- Awarded for: Outstanding and exceptional work in the field of materials chemistry.
- Sponsored by: Royal Society of Chemistry
- Date: 2008
- Reward: £3000
- Website: www.rsc.org/ScienceAndTechnology/Awards/deGennesPrize/

= De Gennes Prize =

Award granted by the Royal Society of Chemistry

The De Gennes Prize (formerly known as the Prize for Materials Chemistry) was established in 2008 and is awarded biennially by the Royal Society of Chemistry for outstanding and exceptional work in the field of materials chemistry. The de Gennes Prize honours the work of Pierre-Gilles de Gennes.

The recipient of the de Gennes Prize receives £5000, a medal and certificate and completes a UK lecture tour.

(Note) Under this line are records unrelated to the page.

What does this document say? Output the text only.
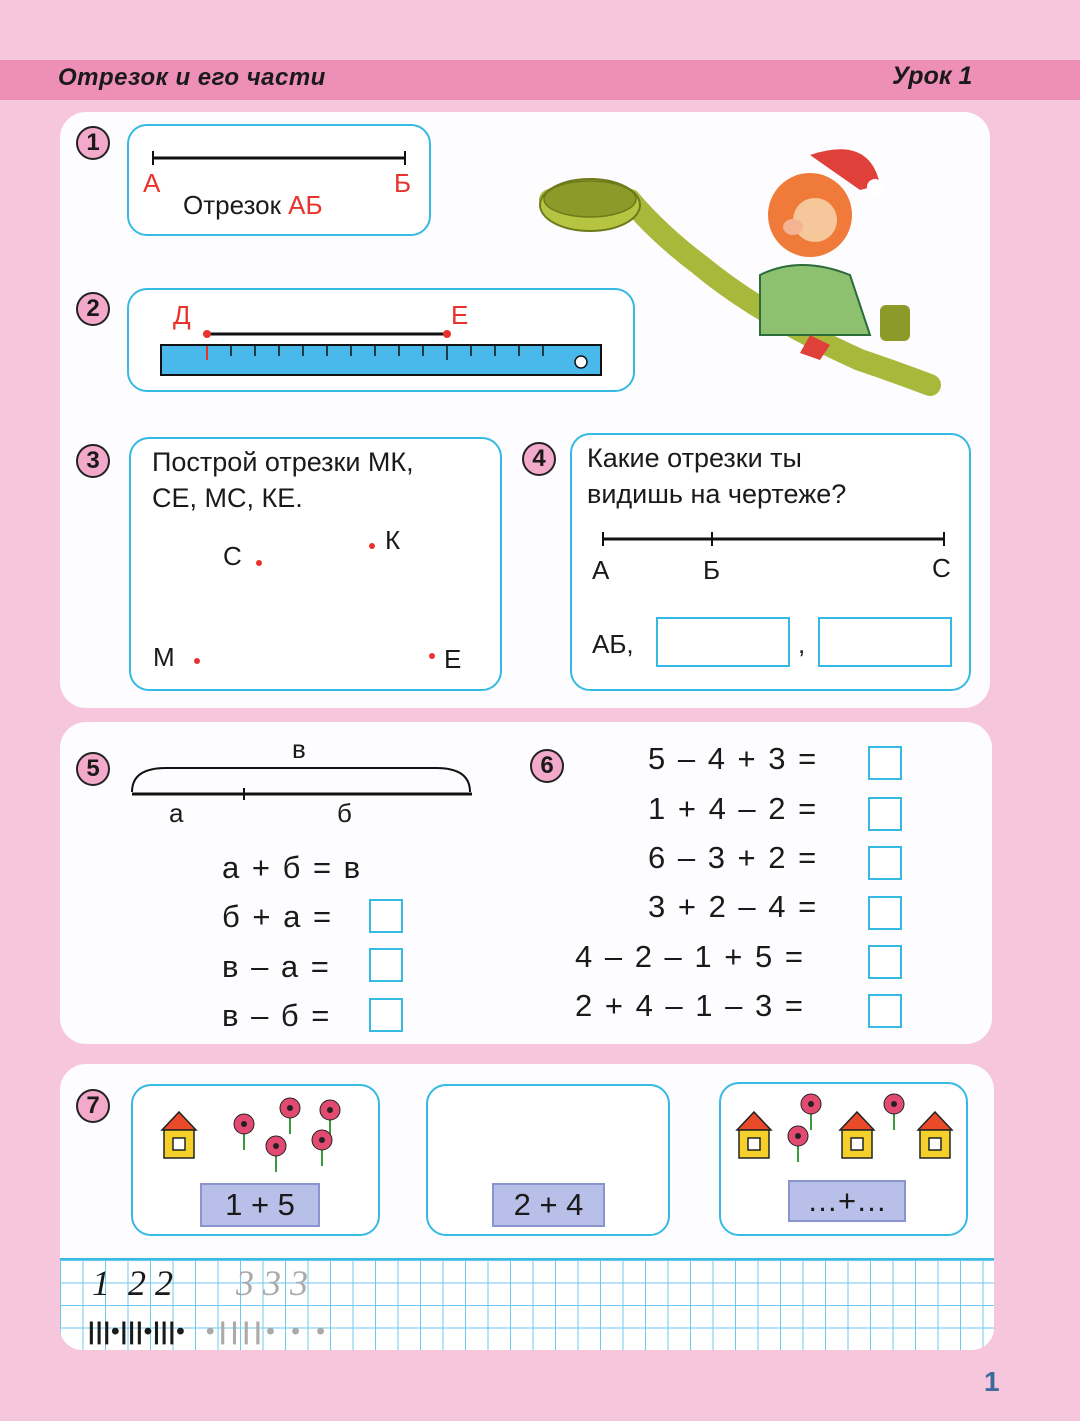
Отрезок и его части	Урок 1
1
А	Б
Отрезок АБ
2	Д	Е
3	Построй отрезки МК,
СЕ, МС, КЕ.
С
К
М	Е
4	Какие отрезки ты
видишь на чертеже?
А	Б	С
АБ,	,
5
в
а	б
а + б = в
б + а =
в – а =
в – б =
6	5 – 4 + 3 =
1 + 4 – 2 =
6 – 3 + 2 =
3 + 2 – 4 =
4 – 2 – 1 + 5 =
2 + 4 – 1 – 3 =
7
1 + 5	2 + 4	…+…
1  2 2 3 3 3
|||•|||•|||• •||||• • •
1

Pierre-Gilles de Gennes was born in Paris, France, in 1932. After graduating in 1955 from Ecole Normale, de Gennes was a research engineer at the Atomic Energy Centre (Saclay). After a brief time at University of California, Berkeley and 27 months in the French Navy, de Gennes became assistant professor at the University of Paris in Orsay. During his time at Orsay de Gennes worked on superconductors and liquid crystals.

In 1991, Pierre-Gilles de Gennes was awarded the Nobel Prize for Physics for studying the boundary lines between order and disorder in materials like liquid crystals.

After receiving the Nobel Prize, de Gennes visited roughly 200 high schools over a two-year period, from 1992 to 1994, in which he delivered talks on science, innovation and common sense to the students. Pierre-Gilles de Gennes died at the age of 74, on 18 May 2007.

== Winners ==
Source: Royal Society of Chemistry
- 2023: Thuc-Quyen Nguyen, University of California Santa Barbara.